Crise de la conscription (1917)

La crise de la conscription (Conscription Crisis of 1917 en anglais) est une crise politique et militaire qui eut lieu de 1917 à 1918 au Canada durant la Première Guerre mondiale. Cette crise a été causée par un désaccord sur la question de la participation des Canadiens dans le conflit et a une fois de plus soulevé des questions concernant les relations entre les Canadiens français et les Canadiens anglais.

Pour les articles homonymes, voir Crise de la conscription.

Contexte

Lors du déclenchement de la Première Guerre mondiale en 1914, plus de 30 000 volontaires de tout le pays se joignent à l'armée, bien davantage que ce que le gouvernement canadien avait prévu. Ce premier contingent, qui devient la 1re Division canadienne du Corps expéditionnaire canadien, est assemblé au nouveau camp à Valcartier, Québec, et groupé en bataillons numérotés, sans égard à la langue ou la religion. Les régiments de réserve existants ne sont pas mobilisés puisque le ministre de la Défense Michael Scott croit qu'une nouvelle structure était requise. Dans le processus, la nouvelle structure ne crée pas d'unités de langue française, comme il en existait dans la réserve.

Environ 70 % de ces volontaires étaient des immigrants récents en provenance du Royaume-Uni. Seulement 9 000 soldats étaient de naissance canadienne, dont 11 % étaient francophones. 1 000 volontaires canadiens-français sont éparpillés parmi différentes unités majoritairement anglophones.

À la même période, en Ontario, le règlement 17, une mesure législative visant à supprimer l'apprentissage du français, soulevait un tollé au Canada français, ce qui causait un très faible appui à la guerre du « roi et du pays » et était perçu comme une tentative de détruire la communauté francophone au Canada.

Le deuxième contingent était organisé plus logiquement en bataillons formés et entraînés dans les districts militaires où on les avait recrutés mais toujours sur une base numérotée impersonnelle (certains bataillons numérotés ont eu le droit d'adopter une identité écossaise ou irlandaise).

Peu de Canadiens français se portent volontaires. L'expérience vécue par le premier contingent leur suggérait qu'ils ne devaient s'attendre à rien sauf un mauvais traitement en tant que catholiques francophones dans des bataillons anglophones. constitués principalement de soldats, de sous-officiers et d'officiers protestants, incapables de communiquer avec eux et imprégnés de l'« esprit » du règlement 17 en vigueur en Ontario. Les jeunes Canadiens français cherchant à s'enrôler choisissent plutôt les quelques régiments « français » traditionnels de la milice canadienne, comme les fusiliers Mont-Royal, où tout se déroulait en français sauf le commandement. Ils sont dans un premier temps refusés, le ministre de la milice et ses subordonnés se refusant obstinément à mobiliser ces régiments francophones traditionnels ou à en créer d'autres. Toutefois, le gouvernement continue de placer la barre bien haute pour les volontaires, visant 150 000 hommes pour 1915.

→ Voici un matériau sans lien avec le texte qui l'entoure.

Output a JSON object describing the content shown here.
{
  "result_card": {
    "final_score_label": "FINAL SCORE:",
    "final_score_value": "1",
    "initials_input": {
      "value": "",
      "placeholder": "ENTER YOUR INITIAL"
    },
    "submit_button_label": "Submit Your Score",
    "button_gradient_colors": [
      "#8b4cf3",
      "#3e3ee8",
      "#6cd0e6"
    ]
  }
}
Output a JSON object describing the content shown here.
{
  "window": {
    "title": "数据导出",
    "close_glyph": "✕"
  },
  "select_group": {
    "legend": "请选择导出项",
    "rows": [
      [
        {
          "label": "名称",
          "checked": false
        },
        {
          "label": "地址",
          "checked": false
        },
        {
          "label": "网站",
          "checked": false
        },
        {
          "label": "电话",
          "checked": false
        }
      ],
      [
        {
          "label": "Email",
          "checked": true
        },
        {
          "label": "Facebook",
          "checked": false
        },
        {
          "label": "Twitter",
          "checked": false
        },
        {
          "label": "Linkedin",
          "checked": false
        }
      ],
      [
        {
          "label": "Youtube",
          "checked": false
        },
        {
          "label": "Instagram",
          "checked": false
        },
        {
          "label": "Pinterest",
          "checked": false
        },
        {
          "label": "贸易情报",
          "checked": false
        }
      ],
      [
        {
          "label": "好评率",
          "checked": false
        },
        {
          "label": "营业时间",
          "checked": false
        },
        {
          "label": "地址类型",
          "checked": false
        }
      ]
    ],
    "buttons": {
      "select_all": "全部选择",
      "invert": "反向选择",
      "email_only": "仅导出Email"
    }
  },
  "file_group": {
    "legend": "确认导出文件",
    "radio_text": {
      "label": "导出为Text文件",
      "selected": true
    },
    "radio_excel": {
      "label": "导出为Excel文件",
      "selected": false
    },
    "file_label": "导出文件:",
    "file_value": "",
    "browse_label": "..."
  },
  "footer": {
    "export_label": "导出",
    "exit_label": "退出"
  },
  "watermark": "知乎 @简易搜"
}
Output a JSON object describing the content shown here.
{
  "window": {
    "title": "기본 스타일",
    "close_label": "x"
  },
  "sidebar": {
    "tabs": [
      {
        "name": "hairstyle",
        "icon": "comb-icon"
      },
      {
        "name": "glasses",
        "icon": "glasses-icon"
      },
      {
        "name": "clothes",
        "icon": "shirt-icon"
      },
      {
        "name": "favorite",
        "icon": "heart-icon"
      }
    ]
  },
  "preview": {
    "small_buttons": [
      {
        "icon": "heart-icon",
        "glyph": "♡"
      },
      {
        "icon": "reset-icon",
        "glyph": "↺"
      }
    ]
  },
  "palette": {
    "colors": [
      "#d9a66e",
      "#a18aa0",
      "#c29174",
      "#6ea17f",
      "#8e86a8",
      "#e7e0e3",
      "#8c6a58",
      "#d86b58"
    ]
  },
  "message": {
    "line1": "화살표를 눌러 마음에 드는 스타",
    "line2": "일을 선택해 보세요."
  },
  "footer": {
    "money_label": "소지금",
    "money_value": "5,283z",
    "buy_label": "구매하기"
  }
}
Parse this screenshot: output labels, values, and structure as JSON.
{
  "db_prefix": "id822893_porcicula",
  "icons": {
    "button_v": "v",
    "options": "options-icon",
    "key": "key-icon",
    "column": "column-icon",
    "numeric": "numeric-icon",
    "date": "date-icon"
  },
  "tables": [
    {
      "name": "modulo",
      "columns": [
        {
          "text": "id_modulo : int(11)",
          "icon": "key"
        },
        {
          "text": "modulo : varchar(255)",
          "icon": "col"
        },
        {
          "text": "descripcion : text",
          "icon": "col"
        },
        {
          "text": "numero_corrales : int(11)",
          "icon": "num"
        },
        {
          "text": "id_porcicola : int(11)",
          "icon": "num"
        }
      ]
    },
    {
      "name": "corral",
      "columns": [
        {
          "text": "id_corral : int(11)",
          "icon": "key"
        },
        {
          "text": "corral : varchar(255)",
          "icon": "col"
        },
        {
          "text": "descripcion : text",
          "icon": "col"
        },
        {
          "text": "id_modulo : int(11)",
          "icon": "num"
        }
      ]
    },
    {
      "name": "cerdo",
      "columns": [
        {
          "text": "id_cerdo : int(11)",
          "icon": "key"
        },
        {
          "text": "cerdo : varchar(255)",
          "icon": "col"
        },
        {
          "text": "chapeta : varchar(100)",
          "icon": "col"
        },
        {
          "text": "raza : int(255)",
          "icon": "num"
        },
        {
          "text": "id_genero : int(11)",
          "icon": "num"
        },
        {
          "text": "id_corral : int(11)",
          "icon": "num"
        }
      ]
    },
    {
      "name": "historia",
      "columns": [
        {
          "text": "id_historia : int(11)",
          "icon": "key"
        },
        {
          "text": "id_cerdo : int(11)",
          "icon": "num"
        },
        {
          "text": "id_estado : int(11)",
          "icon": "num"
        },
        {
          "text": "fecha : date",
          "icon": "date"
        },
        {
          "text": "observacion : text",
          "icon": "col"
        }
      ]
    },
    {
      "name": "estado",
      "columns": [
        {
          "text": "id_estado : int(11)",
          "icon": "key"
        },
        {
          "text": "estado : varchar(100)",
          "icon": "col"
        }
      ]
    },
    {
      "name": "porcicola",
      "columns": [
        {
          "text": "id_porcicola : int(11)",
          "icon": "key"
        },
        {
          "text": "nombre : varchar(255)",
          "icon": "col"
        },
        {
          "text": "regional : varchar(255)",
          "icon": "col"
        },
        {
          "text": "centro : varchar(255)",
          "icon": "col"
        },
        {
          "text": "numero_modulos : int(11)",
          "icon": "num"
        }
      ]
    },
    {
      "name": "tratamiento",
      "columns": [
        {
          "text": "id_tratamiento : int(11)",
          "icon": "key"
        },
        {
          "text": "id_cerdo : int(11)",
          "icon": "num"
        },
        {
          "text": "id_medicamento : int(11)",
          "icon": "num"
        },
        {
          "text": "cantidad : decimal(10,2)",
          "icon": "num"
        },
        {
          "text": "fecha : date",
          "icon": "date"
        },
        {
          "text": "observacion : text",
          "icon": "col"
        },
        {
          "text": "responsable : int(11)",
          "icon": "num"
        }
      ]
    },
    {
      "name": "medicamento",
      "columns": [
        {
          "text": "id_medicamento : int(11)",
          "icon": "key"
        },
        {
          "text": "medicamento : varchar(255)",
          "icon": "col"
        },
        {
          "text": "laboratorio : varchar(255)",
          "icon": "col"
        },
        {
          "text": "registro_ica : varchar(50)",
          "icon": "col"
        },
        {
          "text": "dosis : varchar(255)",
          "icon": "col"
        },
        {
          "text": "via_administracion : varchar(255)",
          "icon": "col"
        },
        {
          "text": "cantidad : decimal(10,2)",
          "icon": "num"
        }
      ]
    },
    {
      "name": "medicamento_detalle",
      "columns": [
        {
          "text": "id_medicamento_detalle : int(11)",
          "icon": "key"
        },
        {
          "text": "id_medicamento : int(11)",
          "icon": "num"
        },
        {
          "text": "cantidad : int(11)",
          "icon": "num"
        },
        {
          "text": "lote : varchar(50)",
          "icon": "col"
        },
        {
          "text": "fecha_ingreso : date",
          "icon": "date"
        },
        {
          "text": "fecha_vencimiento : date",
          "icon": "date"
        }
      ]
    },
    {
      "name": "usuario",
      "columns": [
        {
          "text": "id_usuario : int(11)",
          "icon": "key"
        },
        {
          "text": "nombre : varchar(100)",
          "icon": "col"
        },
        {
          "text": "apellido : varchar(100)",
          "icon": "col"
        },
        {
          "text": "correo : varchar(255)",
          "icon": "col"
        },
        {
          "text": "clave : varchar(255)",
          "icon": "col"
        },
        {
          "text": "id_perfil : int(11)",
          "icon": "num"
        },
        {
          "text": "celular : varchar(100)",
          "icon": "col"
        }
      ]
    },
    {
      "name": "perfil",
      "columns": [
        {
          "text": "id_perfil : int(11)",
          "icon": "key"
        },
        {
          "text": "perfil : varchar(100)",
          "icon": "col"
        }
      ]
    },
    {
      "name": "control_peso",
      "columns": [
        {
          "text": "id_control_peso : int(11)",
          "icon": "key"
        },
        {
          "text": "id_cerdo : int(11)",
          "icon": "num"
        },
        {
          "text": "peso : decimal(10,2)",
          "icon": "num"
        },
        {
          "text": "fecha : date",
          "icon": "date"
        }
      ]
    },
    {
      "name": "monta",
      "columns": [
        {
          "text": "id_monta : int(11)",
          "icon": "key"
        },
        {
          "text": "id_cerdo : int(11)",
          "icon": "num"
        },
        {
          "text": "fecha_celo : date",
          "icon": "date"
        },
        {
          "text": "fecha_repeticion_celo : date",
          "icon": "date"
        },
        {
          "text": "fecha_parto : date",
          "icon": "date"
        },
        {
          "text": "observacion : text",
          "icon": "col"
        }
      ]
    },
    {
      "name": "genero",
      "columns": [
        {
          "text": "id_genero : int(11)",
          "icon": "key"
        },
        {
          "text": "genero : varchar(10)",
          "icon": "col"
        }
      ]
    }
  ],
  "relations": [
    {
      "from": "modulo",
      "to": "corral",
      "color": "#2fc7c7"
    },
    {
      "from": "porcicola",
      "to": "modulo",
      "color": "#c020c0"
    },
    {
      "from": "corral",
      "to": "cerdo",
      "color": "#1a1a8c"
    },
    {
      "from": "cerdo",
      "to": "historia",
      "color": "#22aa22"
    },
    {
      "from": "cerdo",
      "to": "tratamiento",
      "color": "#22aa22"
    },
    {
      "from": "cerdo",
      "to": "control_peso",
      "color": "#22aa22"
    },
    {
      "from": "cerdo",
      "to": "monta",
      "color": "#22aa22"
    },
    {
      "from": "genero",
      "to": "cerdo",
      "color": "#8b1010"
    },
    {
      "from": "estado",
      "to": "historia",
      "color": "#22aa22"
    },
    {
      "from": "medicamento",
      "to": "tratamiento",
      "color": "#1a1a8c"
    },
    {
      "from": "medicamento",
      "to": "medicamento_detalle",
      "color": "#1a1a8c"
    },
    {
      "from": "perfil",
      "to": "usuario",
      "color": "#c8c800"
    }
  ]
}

La pression politique au Québec et plusieurs manifestations publiques exigeaient la création d'unités francophones pour participer à une guerre qui était considérée comme juste et nécessaire par une partie des Québécois, malgré le Règlement 17 en Ontario et la résistance au Québec de personnalités comme le directeur du Devoir, Henri Bourassa. La Presse de Montréal publie en éditorial que le Québec devrait créer un contingent pour combattre au sein de l'armée française. Le gouvernement finit par céder, et la première unité formée par des volontaires francophones est le 22e Bataillon d'infanterie (canadien français), l'ancêtre du Royal 22e Régiment. Bien que quelques autres unités de langue française soient permises, principalement pour des officiers de la Réserve, elles sont toutes dissoutes pour fournir des remplacements pour le 22e Bataillon (canadien-français), qui subit près de 4 000 morts et blessés au cours de la guerre.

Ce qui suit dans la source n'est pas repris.